Plant biodiversity investigation in a Sardinian deciduous oak woods grazed by cattle


Abstract: Oak woods, pure or mixed, are the most common wooded formations in Sardinia covering over 20% of Sardinian territory. They have a very high environmental and economic value thanks because of the cork production and their inclusion as pasture in livestock farming system. Numerous studies were conducted on the relationship between forest preservation and pasture management have showed the compatibility of a moderate cattle grazing with the forest conservation. However, researches focused on the grazing effect on forest biodiversity are still insufficient. The aims of this work were to evaluate the relationship between cattle grazing in a silvo-pastoral system and forestry conservation and to analyse its influence on flora biodiversity. The research was carried out between 2011 and 2015 at the experimental oak forest of Agris Sardegna, located in the North-West of Sardinia. Inside the experimental oak forest covering about 70 ha and dominated by Downy Oak (Quercus pubescens L.), were identified 5 circular sample areas (1256 m2), representative of the total areas.

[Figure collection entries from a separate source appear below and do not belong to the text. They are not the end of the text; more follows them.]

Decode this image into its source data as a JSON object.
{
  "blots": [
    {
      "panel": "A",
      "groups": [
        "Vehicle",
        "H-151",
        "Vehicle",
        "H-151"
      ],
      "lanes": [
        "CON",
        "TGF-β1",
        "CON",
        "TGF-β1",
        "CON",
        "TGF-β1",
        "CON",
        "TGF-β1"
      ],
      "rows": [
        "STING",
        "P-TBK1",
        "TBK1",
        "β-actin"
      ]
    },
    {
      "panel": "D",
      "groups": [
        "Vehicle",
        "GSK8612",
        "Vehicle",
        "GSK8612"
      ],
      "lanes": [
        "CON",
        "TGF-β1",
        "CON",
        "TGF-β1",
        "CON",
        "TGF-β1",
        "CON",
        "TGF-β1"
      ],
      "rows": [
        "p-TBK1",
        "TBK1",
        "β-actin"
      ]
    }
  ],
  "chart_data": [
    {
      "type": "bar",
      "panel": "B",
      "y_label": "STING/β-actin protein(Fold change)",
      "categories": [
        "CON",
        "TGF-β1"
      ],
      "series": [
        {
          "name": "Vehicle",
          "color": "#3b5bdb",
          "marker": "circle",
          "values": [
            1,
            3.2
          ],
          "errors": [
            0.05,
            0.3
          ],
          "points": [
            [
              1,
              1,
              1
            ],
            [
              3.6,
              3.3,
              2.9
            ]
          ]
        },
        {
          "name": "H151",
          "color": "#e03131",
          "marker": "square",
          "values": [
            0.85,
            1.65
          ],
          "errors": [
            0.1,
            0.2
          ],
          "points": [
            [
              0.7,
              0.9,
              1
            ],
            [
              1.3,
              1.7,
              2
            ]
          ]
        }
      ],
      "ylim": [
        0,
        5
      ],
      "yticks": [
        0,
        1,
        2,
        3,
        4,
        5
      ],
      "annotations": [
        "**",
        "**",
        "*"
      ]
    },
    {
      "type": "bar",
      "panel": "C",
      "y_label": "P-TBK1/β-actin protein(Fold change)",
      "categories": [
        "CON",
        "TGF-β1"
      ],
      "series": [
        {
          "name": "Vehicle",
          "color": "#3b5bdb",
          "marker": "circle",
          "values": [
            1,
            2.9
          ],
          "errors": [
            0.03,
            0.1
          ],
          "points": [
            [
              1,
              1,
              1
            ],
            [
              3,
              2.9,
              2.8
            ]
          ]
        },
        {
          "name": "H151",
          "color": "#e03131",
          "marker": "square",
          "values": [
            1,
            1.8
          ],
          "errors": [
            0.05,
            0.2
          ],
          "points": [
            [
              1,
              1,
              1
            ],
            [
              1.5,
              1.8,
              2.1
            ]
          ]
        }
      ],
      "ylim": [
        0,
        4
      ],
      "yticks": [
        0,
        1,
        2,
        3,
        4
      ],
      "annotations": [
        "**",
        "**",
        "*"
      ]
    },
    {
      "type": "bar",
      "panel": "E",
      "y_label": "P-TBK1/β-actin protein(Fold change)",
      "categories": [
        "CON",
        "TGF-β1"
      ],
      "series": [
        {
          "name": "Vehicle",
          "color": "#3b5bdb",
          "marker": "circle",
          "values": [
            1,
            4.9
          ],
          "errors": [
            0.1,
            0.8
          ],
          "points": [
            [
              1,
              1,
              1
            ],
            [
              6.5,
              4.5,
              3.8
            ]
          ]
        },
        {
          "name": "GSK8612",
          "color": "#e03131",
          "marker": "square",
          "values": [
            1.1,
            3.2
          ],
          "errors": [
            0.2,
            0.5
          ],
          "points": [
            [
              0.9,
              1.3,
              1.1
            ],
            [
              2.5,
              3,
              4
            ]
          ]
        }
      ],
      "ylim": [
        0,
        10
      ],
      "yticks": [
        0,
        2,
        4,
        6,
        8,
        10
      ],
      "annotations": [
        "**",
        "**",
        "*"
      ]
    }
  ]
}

Within each circular area the botanical species composition of the herbaceous sward was established and the diameter and height of trees were performed. This study was conducted annually, in June, according to the phytopastoral method of Daget and Poissonet (1971). A total number of species and their abundance was determined. The grazing value and the indices Piélou’s evenness, Shannon-Wiener for the biodiversity were assessed. The results seem to confirm low intensity cattle grazing compatibility with the maintenance of forest cover and botanic biodiversity.